でも、憎むことかな? アグリオ、いい人だと思うけど……。

「ずっと、手に入らないのに、そばに居続けるんだよ? 他の女を追いかけてるのを見てさぁ。離れたい、婚約破棄したいと言っても、聞き入れてもらえない。好きな男の手によって、生かされてるのに、心は殺されるようなもんだよねぇ」

レフィトのいう言葉の意味は、分かるようで分からない。

でも、確かに好きなんだとしたら、婚約を続けることはつらいだろう。

アグリオの重荷になっていると思うかもしれない。

自由になって欲しいと望むかもしれない。

婚約破棄をしたいと願うかもしれない。

好きだからこそ、自分から解放したいと──。

「あのふたりには、ふたりにしか分からない何かがあって、オレもあまり把握できてないんだよねぇ。だから、今のはあくまでも想像の話。想像でしか話せなくて、ごめんねぇ」

「そんなことないよ! 私の知らないことばっかりだし、すっごく助かってる。ありがとう」

レフィトはへにゃりと笑い、少し照れたように、繋いでいる手を何回かニギニギとした。

「もっと、情報集めるねぇ」

「もう、十分過ぎるくらいだよ」

「ううん。持っている情報で勝負の明暗をわけることも多いから。たくさん集めるのは、大事なんだよぉ。それに、情報は鮮度が大事だからねぇ」

確かに、情報って随時更新されていく。嘘も本当もあって、取捨選択も必要になる。それを見極めるのには、やはり信頼できる情報と量が必要で……。

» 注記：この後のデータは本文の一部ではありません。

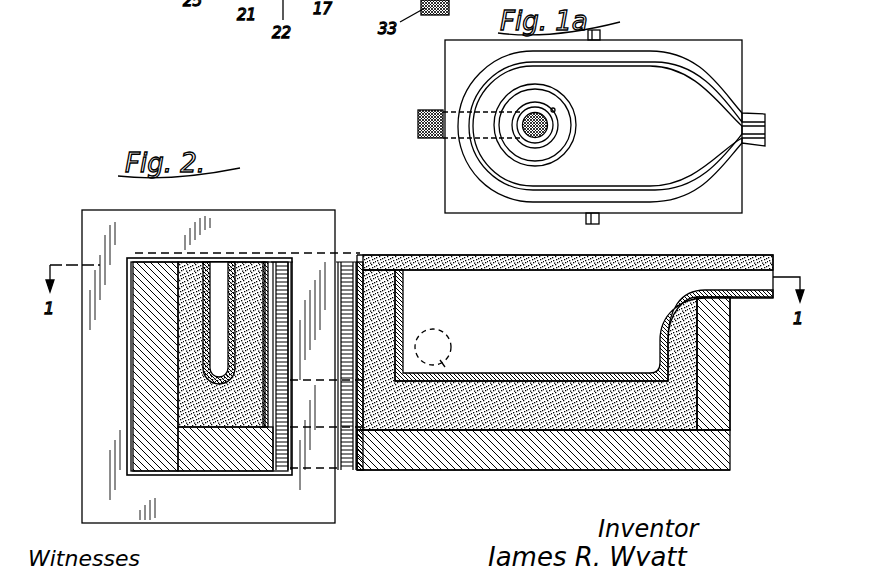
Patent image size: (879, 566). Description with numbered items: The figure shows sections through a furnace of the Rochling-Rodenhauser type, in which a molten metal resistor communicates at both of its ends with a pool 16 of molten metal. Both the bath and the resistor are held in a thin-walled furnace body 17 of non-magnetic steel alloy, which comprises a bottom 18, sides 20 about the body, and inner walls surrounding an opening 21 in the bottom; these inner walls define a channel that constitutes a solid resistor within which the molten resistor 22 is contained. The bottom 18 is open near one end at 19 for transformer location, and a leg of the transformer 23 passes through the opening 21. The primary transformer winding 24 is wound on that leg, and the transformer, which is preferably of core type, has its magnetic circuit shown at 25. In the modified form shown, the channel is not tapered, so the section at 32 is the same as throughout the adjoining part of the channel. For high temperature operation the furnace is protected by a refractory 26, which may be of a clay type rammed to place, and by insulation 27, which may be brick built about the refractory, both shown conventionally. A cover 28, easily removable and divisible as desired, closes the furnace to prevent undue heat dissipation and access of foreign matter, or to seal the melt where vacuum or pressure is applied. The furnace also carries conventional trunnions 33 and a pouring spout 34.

In FIG. 1A, the pool 16 is at (678, 112).
In FIG. 2, the pool 16 is at (586, 309).
In FIG. 1A, the furnace body 17 is at (550, 192).
In FIG. 2, the furnace body 17 is at (268, 295).
In FIG. 1A, the bottom 18 is at (686, 160).
In FIG. 2, the bottom 18 is at (540, 372).
In FIG. 1A, the transformer location opening 19 is at (445, 50).
In FIG. 2, the transformer location opening 19 is at (148, 410).
In FIG. 1A, the sides 20 is at (470, 72).
In FIG. 2, the sides 20 is at (218, 317).
In FIG. 1A, the opening 21 is at (555, 109).
In FIG. 2, the opening 21 is at (432, 249).
In FIG. 1A, the molten resistor 22 is at (550, 172).
In FIG. 2, the molten resistor 22 is at (554, 251).
In FIG. 1A, the transformer 23 is at (417, 127).
In FIG. 2, the transformer 23 is at (212, 502).
In FIG. 1A, the primary transformer winding 24 is at (522, 103).
In FIG. 2, the primary transformer winding 24 is at (277, 470).
In FIG. 1A, the magnetic circuit 25 is at (622, 136).
In FIG. 2, the magnetic circuit 25 is at (92, 382).
In FIG. 1A, the refractory 26 is at (712, 88).
In FIG. 2, the refractory 26 is at (697, 400).
In FIG. 1A, the insulation 27 is at (722, 195).
In FIG. 2, the insulation 27 is at (690, 455).
In FIG. 2, the cover 28 is at (678, 263).
In FIG. 1A, the smallest channel cross section 32 is at (485, 125).
In FIG. 2, the smallest channel cross section 32 is at (233, 285).
In FIG. 1A, the trunnions 33 is at (602, 36).
In FIG. 2, the trunnions 33 is at (442, 364).
In FIG. 1A, the pouring spout 34 is at (750, 130).
In FIG. 2, the pouring spout 34 is at (752, 297).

上手く見極められなければ、情報に踊らされてしまう。

レフィトがいなかったら、確実にざまぁされる未来が待っていた気がする。

「いつも頼りにしてます」

深々と頭を下げれば、すぐにレフィトに頭を上げさせられた。

「もっともっと頼ってねぇ」

「ごめ……」

いや、謝るのは違うな。

「ありがとう」

「どういたしましてぇ」

情報を集めるのは、私にはできない。

レフィトって、剣もすごいし、情報収集もできる。情報戦も得意……に見える。

努力で培ってきたものだと思う。でも、潜在能力も高かったんじゃないかな。

この世界で一番チートなの、レフィトかもしれない。

チートでスパダリって、最強なんじゃ……。

「いつかオレなしでは生きられなくなってくれたら、嬉しいなぁ」

「……え?」

「オレは、カミレがいなきゃ生きていく意味ないからさぁ。カミレにもそうなって欲しいなぁ」

ヤ、ヤンデレ降臨しちゃった?

琥珀色の瞳が私を捕らえて、離さない。

「アグリオとラムファ嬢については、もう大丈夫かなぁ? 平気なら、ログロスとカナ嬢について話そうかぁ」

レフィトの瞳から目が離せないまま、頷いた。